Pope John XXIII ordered the Church to delete the expression “perfidious Jews” from the Good Friday prayers.
These positive changes in the Catholic Church towards the Jewish people were influenced by facts. The Holocaust in Christian Europe left no doubt that the Church’s anti-Judaism (as Cardinal Cassidy once termed it in response to a question posed by this writer as to whether the pogrom in Kielce, Poland on July 4, 1946, soon after the Holocaust was anti-Judaism or anti-Semitism) had transformed into murderous anti-Semitism, and that the Church’s teachings must change. The re-establishment of the Jewish State of Israel in 1948, forced the Church to recognize the reality of Jewish revival. Finally, the stunning Six-Day War Israeli victory, against all odds, convinced the Church that God, after all, is protecting his covenanted people.
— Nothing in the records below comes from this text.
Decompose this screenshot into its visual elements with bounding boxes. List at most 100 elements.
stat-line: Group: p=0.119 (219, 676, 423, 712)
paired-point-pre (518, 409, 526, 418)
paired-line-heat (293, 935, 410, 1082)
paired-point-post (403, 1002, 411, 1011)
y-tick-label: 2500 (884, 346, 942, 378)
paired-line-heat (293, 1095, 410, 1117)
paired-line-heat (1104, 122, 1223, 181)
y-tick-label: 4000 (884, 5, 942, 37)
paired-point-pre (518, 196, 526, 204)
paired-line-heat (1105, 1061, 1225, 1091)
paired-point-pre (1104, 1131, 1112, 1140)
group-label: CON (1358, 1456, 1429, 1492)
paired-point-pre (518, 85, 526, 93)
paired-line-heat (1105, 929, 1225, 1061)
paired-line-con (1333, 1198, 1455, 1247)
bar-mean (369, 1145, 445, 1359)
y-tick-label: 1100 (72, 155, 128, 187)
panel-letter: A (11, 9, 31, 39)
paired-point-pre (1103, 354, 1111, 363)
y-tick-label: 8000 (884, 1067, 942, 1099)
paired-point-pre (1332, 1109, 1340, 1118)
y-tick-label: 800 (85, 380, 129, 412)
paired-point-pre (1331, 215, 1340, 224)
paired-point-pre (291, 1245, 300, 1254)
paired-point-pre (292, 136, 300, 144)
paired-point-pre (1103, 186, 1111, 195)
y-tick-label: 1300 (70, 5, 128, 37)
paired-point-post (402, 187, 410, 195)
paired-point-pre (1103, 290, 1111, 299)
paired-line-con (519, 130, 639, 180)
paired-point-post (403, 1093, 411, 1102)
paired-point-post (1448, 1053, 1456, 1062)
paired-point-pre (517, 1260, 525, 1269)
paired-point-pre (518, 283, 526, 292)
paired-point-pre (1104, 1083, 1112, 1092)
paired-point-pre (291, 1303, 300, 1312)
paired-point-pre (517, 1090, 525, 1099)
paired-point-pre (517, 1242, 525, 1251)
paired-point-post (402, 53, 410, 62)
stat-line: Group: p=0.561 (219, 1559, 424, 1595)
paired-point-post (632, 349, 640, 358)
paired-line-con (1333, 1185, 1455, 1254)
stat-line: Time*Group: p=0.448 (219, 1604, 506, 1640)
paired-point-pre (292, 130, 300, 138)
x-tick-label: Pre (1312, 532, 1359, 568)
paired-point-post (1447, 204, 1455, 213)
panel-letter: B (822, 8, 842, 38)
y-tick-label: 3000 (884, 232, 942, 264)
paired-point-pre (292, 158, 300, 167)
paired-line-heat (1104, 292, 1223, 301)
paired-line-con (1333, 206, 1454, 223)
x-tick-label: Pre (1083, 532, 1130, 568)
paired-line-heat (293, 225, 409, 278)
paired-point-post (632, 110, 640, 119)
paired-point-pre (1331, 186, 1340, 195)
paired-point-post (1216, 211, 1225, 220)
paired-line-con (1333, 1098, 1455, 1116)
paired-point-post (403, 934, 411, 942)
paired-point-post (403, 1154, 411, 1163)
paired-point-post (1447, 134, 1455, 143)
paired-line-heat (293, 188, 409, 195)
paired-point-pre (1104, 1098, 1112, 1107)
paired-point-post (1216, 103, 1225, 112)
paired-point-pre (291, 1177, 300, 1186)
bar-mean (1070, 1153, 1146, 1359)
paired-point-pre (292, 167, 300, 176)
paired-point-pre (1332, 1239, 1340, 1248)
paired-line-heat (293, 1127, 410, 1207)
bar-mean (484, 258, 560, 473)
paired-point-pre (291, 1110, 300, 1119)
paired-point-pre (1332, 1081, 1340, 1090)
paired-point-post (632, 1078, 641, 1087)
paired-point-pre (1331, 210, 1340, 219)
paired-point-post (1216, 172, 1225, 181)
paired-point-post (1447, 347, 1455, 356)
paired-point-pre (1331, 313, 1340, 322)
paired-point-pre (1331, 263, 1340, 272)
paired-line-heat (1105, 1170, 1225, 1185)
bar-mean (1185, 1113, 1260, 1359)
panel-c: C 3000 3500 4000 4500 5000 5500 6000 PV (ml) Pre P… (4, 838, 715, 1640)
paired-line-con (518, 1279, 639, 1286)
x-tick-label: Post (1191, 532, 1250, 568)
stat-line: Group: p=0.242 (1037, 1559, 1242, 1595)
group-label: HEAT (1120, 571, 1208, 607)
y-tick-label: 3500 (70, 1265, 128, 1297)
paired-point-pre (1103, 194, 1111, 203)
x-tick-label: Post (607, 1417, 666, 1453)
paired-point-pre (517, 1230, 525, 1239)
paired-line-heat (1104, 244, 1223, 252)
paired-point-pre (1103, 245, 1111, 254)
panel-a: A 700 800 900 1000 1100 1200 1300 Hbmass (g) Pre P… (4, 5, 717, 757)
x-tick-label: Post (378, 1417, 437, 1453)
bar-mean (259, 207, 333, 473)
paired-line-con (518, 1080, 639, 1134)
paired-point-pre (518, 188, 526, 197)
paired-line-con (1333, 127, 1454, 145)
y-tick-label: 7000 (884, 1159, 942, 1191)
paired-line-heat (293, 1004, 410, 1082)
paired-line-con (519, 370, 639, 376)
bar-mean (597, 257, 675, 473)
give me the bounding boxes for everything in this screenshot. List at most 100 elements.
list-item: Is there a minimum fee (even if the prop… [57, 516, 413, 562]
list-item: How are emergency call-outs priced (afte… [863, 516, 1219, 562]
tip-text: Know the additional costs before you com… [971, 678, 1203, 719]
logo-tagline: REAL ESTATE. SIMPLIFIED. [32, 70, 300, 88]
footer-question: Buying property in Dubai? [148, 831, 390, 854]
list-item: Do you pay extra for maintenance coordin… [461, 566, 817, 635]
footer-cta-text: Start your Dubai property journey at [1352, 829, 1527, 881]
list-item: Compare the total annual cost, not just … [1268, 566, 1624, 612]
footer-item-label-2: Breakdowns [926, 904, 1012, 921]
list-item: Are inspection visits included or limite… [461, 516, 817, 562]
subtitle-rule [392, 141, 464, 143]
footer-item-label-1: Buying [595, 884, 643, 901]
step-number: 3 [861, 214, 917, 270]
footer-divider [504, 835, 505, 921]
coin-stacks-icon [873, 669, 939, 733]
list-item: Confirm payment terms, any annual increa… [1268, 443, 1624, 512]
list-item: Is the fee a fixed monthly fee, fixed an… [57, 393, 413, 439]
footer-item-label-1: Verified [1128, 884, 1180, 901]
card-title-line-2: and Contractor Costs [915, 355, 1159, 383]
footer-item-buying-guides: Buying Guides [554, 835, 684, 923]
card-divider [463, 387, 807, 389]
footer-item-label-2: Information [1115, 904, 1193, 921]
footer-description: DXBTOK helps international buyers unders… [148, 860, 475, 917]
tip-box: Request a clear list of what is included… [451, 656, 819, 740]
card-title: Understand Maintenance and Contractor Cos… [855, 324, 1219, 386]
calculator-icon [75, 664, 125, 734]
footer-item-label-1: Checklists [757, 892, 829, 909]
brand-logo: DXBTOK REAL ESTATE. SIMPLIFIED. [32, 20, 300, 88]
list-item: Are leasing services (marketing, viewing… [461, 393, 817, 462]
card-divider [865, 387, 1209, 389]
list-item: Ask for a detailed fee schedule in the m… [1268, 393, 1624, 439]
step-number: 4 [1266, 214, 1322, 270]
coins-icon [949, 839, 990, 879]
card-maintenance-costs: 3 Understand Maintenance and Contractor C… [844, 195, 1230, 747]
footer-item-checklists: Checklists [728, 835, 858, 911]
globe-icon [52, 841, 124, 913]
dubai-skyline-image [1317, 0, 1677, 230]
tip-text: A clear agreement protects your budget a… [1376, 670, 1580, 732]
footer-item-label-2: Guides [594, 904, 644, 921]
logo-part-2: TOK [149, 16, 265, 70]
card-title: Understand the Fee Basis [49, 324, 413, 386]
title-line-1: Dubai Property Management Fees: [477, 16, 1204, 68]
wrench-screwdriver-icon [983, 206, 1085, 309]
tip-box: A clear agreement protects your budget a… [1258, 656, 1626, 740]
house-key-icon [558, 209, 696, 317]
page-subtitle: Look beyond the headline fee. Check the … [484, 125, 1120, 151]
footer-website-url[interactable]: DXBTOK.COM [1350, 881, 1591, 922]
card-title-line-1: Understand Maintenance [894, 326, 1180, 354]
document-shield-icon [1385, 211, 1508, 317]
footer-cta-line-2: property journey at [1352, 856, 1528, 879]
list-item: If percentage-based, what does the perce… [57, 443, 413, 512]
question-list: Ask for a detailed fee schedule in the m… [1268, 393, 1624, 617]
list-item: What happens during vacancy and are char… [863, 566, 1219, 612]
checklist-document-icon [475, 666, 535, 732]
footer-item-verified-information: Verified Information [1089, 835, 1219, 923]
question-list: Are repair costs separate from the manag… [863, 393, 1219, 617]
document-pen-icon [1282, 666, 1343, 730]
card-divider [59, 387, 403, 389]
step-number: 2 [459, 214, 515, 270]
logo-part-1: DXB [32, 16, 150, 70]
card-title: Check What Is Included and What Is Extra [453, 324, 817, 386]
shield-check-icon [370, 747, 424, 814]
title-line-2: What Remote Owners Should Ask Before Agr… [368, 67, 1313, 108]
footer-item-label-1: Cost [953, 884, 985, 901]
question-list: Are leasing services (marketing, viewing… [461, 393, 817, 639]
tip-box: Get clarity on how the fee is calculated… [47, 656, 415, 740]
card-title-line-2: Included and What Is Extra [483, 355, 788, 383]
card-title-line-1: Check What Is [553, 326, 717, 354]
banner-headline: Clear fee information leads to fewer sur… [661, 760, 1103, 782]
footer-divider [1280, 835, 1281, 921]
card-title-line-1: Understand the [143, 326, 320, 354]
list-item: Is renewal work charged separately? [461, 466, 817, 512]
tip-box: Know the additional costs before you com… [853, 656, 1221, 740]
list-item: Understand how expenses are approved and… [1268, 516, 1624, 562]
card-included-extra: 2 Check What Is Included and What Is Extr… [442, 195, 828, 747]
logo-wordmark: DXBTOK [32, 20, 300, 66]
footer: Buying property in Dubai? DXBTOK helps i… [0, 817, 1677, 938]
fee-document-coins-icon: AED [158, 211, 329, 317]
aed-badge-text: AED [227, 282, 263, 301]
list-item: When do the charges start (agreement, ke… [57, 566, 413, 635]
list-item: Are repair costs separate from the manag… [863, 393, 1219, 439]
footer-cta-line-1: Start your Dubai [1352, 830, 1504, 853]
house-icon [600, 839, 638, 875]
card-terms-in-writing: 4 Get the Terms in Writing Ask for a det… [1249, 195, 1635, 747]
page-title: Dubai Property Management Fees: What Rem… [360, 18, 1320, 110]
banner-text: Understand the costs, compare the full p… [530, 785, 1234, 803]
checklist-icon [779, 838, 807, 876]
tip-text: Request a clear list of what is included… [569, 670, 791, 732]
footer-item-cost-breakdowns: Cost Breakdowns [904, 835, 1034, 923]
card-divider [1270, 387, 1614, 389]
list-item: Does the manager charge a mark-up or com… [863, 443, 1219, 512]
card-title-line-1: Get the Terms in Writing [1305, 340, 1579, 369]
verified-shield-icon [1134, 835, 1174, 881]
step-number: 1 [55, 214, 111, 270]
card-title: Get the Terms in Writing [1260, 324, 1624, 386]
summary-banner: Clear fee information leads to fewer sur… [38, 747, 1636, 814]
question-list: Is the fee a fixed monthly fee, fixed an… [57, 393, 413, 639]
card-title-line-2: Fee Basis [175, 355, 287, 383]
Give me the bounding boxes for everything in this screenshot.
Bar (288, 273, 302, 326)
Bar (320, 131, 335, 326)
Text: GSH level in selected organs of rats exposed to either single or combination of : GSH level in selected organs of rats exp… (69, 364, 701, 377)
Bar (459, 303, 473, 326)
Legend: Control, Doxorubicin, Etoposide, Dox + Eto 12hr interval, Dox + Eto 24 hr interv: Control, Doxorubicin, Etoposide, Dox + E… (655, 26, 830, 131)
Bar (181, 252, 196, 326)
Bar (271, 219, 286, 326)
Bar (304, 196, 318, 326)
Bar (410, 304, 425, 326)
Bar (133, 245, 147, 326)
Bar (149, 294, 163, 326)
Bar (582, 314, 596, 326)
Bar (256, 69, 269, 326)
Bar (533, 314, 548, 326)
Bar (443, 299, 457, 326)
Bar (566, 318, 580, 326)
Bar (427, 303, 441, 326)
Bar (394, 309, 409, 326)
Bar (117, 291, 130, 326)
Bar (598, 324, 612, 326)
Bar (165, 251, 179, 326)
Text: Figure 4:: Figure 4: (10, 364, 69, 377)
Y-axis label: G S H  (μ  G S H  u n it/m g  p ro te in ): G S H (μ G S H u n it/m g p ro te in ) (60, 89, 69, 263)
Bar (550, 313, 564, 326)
The two-covenant theology proposed by the German-Jewish philosopher Franz Rosenzweig, which argued that Jews are already with the Father (God), and need no intercession of Jesus, was gradually absorbed into Christian thinking. It is indeed reflected in the words of the Nostra Aetate which declares: “God holds the Jews most dear for the sake of their fathers; He does not repent of the gifts He makes.” Nor does God abrogate his covenant with His people …
Reverend Dr. Bill Harter, a Presbyterian Church USA pastor, commented to this writer that he hopes that mainline Protestant churches will reach the same understanding the Catholic Church has reached in their relationship with Jews and Israel.
Nostra Aetate and subsequent changes in Catholic teaching regarding Jews have had positive effects in both North America, and the West – due in large measure to the two great and truly humanitarian popes, Pope John XXIII and Pope John Paul II.
Both Israel and Jewish communities worldwide should enthusiastically welcome the canonization and sainthood of these two great Catholic leaders.